House Republican leaders want to strip language from a defense policy bill requiring women to register for the draft, employing a maneuver to prevent members from having to cast and up-or-down vote on the politically contentious issue.
Momentum has been building in recent weeks to make women eligible for the draft following the Obama administration's decision to open all combat roles to women in the military. Both the House and Senate Armed Services committees have endorsed the idea in their annual defense policy bills approved in recent weeks and on Tuesday Senate Majority Leader Mitch McConnell, R-Kentucky, also endorsed the idea.
"Given where we are today with women in the military performing virtually all kinds of functions, I personally think it would be appropriate for them to register just like men do," McConnell told reporters.
But House GOP leaders are concerned about the proposed change, arguing it should be more broadly debated rather than included as part of the larger defense bill.
On Tuesday, the House adopted a rule governing overall debate for the defense authorization bill that strips the language concerning the draft. That means the language won't be part of the overall bill when it debated on the floor this week.
Democrats immediately decried the committee's overnight move to remove the provision concerning women in the draft.
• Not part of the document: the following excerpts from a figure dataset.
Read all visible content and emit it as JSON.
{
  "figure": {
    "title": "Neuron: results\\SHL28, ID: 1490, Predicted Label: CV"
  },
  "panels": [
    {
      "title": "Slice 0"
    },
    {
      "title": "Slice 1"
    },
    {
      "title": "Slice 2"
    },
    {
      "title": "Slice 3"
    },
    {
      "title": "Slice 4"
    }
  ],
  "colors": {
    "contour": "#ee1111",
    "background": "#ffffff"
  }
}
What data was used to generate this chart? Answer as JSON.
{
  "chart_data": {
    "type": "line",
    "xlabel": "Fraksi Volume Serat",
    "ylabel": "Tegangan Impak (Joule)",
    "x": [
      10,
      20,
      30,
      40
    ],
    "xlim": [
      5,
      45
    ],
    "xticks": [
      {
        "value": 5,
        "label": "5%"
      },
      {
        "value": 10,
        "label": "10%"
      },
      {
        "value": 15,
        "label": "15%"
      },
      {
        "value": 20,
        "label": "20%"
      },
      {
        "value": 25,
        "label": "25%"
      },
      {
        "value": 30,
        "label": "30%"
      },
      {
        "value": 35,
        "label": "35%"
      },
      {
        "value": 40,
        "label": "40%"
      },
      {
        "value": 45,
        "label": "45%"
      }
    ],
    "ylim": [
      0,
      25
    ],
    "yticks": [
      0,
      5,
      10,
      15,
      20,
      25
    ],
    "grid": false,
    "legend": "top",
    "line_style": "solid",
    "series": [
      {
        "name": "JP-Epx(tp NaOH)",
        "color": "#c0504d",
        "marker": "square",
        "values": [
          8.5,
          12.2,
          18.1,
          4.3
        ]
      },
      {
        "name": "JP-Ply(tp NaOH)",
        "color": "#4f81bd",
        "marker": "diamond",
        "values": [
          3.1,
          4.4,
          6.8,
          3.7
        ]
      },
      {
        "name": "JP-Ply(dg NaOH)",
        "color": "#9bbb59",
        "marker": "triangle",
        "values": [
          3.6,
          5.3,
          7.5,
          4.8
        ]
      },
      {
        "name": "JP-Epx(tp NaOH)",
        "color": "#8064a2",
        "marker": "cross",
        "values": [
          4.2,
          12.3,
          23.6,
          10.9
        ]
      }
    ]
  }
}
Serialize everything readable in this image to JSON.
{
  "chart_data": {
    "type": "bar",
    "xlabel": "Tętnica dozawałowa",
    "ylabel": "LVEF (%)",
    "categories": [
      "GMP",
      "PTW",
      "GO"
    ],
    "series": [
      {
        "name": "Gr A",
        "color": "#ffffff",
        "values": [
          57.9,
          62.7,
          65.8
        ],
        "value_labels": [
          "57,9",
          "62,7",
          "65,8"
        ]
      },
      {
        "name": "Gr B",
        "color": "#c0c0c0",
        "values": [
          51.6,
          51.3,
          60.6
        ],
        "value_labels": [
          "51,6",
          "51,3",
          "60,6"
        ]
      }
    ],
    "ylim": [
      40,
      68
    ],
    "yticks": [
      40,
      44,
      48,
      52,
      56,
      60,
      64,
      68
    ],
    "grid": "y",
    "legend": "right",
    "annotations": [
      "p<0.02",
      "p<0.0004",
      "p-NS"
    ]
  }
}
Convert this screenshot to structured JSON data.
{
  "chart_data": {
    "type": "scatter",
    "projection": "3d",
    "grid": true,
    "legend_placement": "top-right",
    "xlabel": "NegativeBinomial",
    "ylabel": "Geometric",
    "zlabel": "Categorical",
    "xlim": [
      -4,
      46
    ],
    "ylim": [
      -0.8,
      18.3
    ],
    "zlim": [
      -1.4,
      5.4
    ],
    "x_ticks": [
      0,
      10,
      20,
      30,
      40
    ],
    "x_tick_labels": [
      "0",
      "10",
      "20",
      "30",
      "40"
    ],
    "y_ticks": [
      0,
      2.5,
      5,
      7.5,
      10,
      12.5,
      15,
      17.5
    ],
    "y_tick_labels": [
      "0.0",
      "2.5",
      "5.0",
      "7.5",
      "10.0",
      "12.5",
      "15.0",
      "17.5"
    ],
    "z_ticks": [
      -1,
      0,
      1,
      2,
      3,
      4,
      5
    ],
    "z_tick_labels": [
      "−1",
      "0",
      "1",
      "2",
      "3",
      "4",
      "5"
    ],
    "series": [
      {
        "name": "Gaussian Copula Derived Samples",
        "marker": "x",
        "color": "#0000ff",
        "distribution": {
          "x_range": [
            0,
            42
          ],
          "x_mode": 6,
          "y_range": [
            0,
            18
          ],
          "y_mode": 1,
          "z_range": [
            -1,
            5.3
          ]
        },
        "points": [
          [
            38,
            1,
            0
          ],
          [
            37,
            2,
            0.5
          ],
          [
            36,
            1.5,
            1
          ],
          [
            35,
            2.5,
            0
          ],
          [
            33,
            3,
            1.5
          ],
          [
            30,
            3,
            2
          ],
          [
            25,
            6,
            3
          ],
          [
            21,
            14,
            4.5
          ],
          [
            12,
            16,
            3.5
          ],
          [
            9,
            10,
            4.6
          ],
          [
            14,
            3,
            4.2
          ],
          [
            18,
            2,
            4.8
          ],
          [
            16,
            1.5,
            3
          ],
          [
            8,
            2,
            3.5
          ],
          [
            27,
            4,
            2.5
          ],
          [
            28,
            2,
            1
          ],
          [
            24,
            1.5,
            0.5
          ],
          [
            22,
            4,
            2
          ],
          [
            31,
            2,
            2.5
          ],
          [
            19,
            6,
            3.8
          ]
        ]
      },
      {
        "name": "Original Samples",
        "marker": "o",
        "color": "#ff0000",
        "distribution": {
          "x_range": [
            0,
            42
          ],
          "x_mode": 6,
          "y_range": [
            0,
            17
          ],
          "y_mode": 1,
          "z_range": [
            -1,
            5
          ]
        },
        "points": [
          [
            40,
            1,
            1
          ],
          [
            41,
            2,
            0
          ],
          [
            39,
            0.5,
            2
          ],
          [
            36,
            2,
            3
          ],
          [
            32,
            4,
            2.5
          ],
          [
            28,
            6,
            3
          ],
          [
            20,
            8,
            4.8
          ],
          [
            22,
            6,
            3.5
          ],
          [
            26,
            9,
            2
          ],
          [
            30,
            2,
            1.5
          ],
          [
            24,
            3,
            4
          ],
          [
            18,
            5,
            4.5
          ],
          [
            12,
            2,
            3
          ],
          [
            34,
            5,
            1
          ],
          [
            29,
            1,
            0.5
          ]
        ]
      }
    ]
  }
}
"This is a dead-of-night attempt to take an important issue off the table," House Armed Services Committee ranking member Adam Smith, D-Washington, said in a statement Tuesday, taking aim at Rules Committee Chairman Pete Sessions, R-Texas, for being "so concerned about a vote on women's equality in the military" that he spearheaded the move.
Sessions is one of a handful of Republicans who filed amendments to strip out the section of the bill expanding the draft to women. Of the 60 amendments expected to receive votes Tuesday, Sessions' proposal is the only one that is considered approved when the rule is adopted.
Sessions' amendment would replace the language regarding women in the draft with a requirement for a study to examine the continued usefulness of the draft and how Selective Service registration would be impacted by expanding it to include women.
"One is there has not been a review of whether we need Selective Service since 1994," House Armed Services Chairman Mac Thornberry, R-Texas, told reporters Tuesday. "And so my strong view is that we need to ask the big questions and figure out whether we need it. If so, for what purpose? What would happen if we did away with it? If we do have it, who's going to be involved?"